Quelques jours à peine avant de sauver le monde, le célèbre général rebelle Yan Solo se lamentait : "J'aimerais voir un peu d'optimisme ici…"

Temps de lecture : 2 minutes

S’il nous entend quelque part, nous lui conseillons de jeter un œil à 2040, le nouveau documentaire de Damon Gameau, le réalisateur australien qui s’était fait connaître il y a cinq ans avec son travail consacré aux méfaits du sucre, Sugarland

2040 est entièrement consacré à ce à quoi notre Terre pourrait ressembler d’ici une génération et, pour une fois, sous l’angle positif. Explorant les diverses pistes, écologiques comme technologiques, qui permettraient d’assurer un futur décent à sa propre fille (le film prend la forme d’une lettre ouverte à son attention), le long-métrage mêle interviews, enquête et reconstitutions numériques ou, plutôt, projections numériques, de ce que peut, pourrait, aurait pu (nous rayerons la mention inutile dans 21 ans) être notre monde. Pour rendre palpable, visible, sensible, un monde meilleur.

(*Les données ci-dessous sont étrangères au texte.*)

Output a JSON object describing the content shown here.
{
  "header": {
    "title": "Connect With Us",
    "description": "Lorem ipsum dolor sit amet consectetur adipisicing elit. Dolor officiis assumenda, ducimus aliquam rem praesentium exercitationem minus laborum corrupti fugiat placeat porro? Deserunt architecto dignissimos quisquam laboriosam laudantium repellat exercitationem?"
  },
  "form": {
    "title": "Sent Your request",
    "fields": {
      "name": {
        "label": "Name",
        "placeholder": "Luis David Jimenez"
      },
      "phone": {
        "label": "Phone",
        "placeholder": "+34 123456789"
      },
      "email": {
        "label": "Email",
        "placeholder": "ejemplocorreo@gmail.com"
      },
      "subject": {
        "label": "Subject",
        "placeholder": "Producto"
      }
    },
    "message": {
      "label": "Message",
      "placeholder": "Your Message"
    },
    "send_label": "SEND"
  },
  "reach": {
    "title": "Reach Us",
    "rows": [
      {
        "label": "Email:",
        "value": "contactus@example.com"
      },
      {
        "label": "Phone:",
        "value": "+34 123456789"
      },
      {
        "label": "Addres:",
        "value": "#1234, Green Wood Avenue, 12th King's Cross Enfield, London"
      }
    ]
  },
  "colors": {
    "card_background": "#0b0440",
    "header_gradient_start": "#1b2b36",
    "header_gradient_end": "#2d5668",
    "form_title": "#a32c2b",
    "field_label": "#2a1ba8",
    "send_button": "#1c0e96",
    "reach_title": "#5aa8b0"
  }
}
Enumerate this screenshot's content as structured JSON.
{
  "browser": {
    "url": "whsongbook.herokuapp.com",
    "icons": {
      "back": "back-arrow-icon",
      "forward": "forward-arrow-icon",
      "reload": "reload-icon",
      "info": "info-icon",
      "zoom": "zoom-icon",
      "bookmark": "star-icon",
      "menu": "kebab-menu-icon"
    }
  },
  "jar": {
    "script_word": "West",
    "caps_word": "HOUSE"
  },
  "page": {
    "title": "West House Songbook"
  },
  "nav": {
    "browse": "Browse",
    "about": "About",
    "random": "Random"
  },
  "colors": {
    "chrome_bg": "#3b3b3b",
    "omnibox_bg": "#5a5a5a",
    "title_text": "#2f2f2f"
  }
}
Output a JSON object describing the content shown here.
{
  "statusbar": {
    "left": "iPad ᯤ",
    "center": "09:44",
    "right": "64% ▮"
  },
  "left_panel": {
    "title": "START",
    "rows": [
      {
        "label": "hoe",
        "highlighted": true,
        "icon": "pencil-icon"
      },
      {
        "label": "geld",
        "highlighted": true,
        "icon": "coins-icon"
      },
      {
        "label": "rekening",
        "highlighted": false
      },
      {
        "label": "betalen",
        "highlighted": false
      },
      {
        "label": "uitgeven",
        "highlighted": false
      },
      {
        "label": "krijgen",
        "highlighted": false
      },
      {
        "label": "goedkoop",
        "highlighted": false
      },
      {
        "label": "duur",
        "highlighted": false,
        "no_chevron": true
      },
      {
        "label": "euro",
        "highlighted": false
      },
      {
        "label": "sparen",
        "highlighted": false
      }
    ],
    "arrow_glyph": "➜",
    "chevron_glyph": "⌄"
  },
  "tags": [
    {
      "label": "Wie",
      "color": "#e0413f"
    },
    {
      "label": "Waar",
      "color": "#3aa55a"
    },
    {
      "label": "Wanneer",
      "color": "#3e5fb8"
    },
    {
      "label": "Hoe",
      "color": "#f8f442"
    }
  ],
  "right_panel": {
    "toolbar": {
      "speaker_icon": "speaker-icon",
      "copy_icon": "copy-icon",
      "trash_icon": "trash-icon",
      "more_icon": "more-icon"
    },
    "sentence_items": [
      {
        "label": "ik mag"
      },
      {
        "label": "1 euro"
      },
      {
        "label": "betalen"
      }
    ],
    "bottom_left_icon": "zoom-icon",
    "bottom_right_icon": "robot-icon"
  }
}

« Je n’ai pas commencé ce travail en étant optimiste« , a confié Gameau au magazine australien Junkee qui nous a fait découvrir ce film. « Au contraire, je me sentais absolument dépassé. Je cherchais à savoir comment expliquer tout ce qui se passe à ma fille, mais je me sentais absolument paralysé par les récits négatifs que l’on voit et que l’on entend constamment. Il m’arrive encore d’être pessimiste, mais quand on a passé trois ans immergé avec ces gens tentent d’agir sur le futur avec une incroyable passion, et qui essaient concrètement de résoudre le problème, on ne peut pas s’empêcher de rêver à nouveau.« 

2040 est disponible en DVD chez tous les bons revendeurs (édition L’atelier d’Images).